17.1.11

Talk To Her

This one, even more than Tie Me Up! Tie Me Down!, was an uncomfortable watch. I don't much like romantic fantasies that ask you to sympathise with rapists. We should allow Almodóvar to explain himself, however:

'The point about Benigno's character is that he is completely innocent, in the sense that he does not have experience. He lives in another world. This world is parallel to the real world but it has its own rules. Sexual orientation probably does not exist in this world. He could have probably gone for any object of desire but it just happens that he becomes enamoured of that body in the hospital. Strangely enough, it is the film that brings that onto him. The film makes him recognise his desire and makes it real for him. That's why he is so shaken up by the film. It suddenly makes it real for him.'

Benigno (Spanish for 'benign'? A very cruel joke...) lives in an innocent world with different rules. What in our world is rape was for him an expression of love. That decision ensures his death, but it also brings his Sleeping Beauty back to life. Does that justify his transgression? What is Almodóvar trying to say? I get the feeling that our morality and Benigno's warped morality get so tangled that the film cannot take a stance anywhere. As Almodóvar says, Benigno's 'tenderness becomes almost asphyxiating'. We're tied in knots.

Almodóvar draws attention to the role of cinema in this crucial twist in the narrative, but what is its significance? Does it corrupt Benigno's innocent world? Does it reveal his unknown desires, and so produce self-knowledge? Again, the film does not, cannot, take a stance.

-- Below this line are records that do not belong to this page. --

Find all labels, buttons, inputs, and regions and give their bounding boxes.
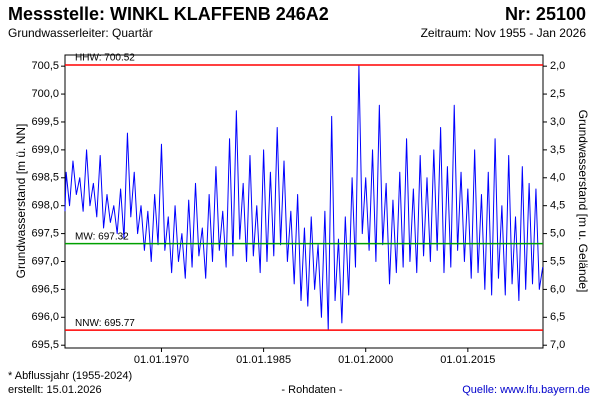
y-tick-label: 697,0: [31, 255, 59, 267]
y2-tick-label: 4,0: [550, 172, 565, 184]
subtitle: Grundwasserleiter: Quartär: [8, 26, 153, 40]
x-tick-label: 01.01.1985: [236, 354, 291, 366]
reference-label: NNW: 695.77: [75, 318, 135, 329]
y2-tick-label: 2,5: [550, 88, 565, 100]
y-tick-label: 695,5: [31, 339, 59, 351]
reference-label: MW: 697.32: [75, 231, 129, 242]
y2-tick-label: 4,5: [550, 200, 565, 212]
plot-area: [64, 54, 544, 349]
y2-tick-label: 6,5: [550, 311, 565, 323]
created-date: erstellt: 15.01.2026: [8, 384, 102, 396]
chart-title: Messstelle: WINKL KLAFFENB 246A2: [8, 4, 329, 24]
data-note: - Rohdaten -: [281, 384, 342, 396]
x-tick-label: 01.01.2015: [440, 354, 495, 366]
y-tick-label: 699,5: [31, 116, 59, 128]
period: Zeitraum: Nov 1955 - Jan 2026: [421, 26, 587, 40]
y2-tick-label: 3,0: [550, 116, 565, 128]
x-tick-label: 01.01.1970: [134, 354, 189, 366]
source: Quelle: www.lfu.bayern.de: [462, 384, 590, 396]
y-tick-label: 696,5: [31, 283, 59, 295]
y2-axis-label: Grundwasserstand [m u. Gelände]: [576, 110, 590, 293]
y-tick-label: 696,0: [31, 311, 59, 323]
y2-tick-label: 7,0: [550, 339, 565, 351]
y-tick-label: 699,0: [31, 144, 59, 156]
y2-tick-label: 5,5: [550, 255, 565, 267]
y-tick-label: 700,0: [31, 88, 59, 100]
y2-tick-label: 5,0: [550, 227, 565, 239]
y2-tick-label: 3,5: [550, 144, 565, 156]
y-tick-label: 700,5: [31, 60, 59, 72]
y2-tick-label: 6,0: [550, 283, 565, 295]
reference-label: HHW: 700.52: [75, 53, 135, 64]
x-tick-label: 01.01.2000: [338, 354, 393, 366]
y-tick-label: 698,5: [31, 172, 59, 184]
footnote: * Abflussjahr (1955-2024): [8, 370, 132, 382]
y-tick-label: 697,5: [31, 227, 59, 239]
y2-tick-label: 2,0: [550, 60, 565, 72]
data-line: [64, 64, 544, 331]
station-number: Nr: 25100: [505, 4, 586, 24]
y-tick-label: 698,0: [31, 200, 59, 212]
y-axis-label: Grundwasserstand [m ü. NN]: [14, 124, 28, 279]
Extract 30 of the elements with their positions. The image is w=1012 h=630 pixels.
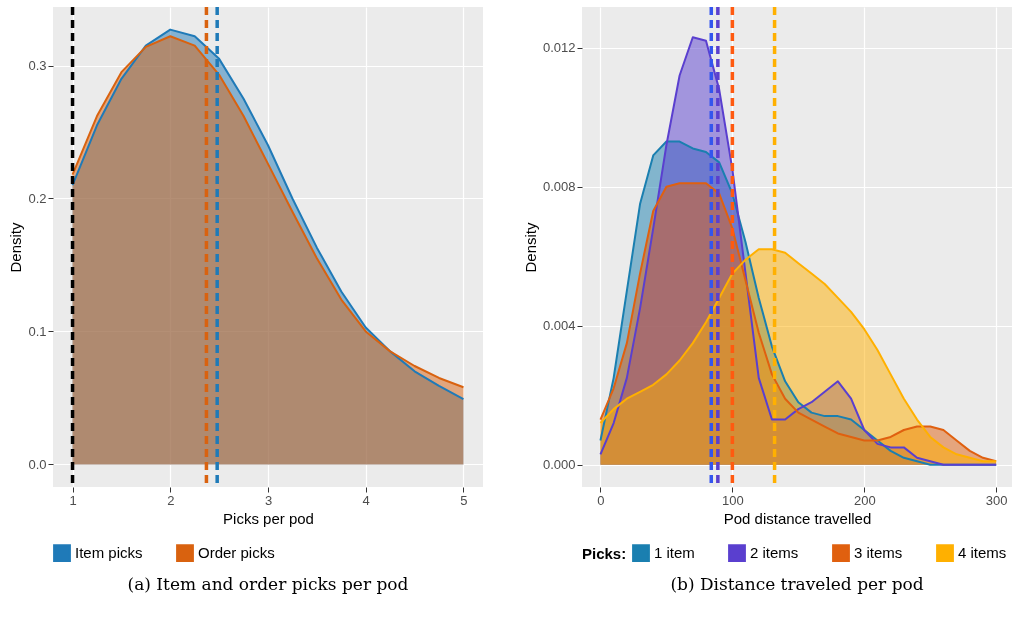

What to make of the two gentlemen in general? One moves but doesn't talk, the other talks but doesn't move. Neither listens. Almodóvar says he wanted to begin the film by 'telling the audience that there are going to be two women with closed eyes who will be facing this world full of obstacles.' They float around, beautiful, mysterious. The guys just care for them, talk to them, but do not really know them. That is their shared tragedy, and we are asked to sympathise. Should we?

I think Almodóvar wants us to:

'...for there to be a loving relationship it is only necessary for one person to love. For there to be communication within a couple, it is enough for there to be only one person who communicates or who really wants to communicate. Even though a couple consists of two people, if one of the people in a couple puts all their effort into moving a couple along they will move along.'

Almodóvar says this is a movie he 'needed to make'. It's a 'declaration of sadness, of melancholy'. It sounds like Almodóvar wanted to valorize the loneliness of talking to someone without getting a response. I have problems with that sentiment (and the horrible place it leads to!) which meant I could not enjoy this film.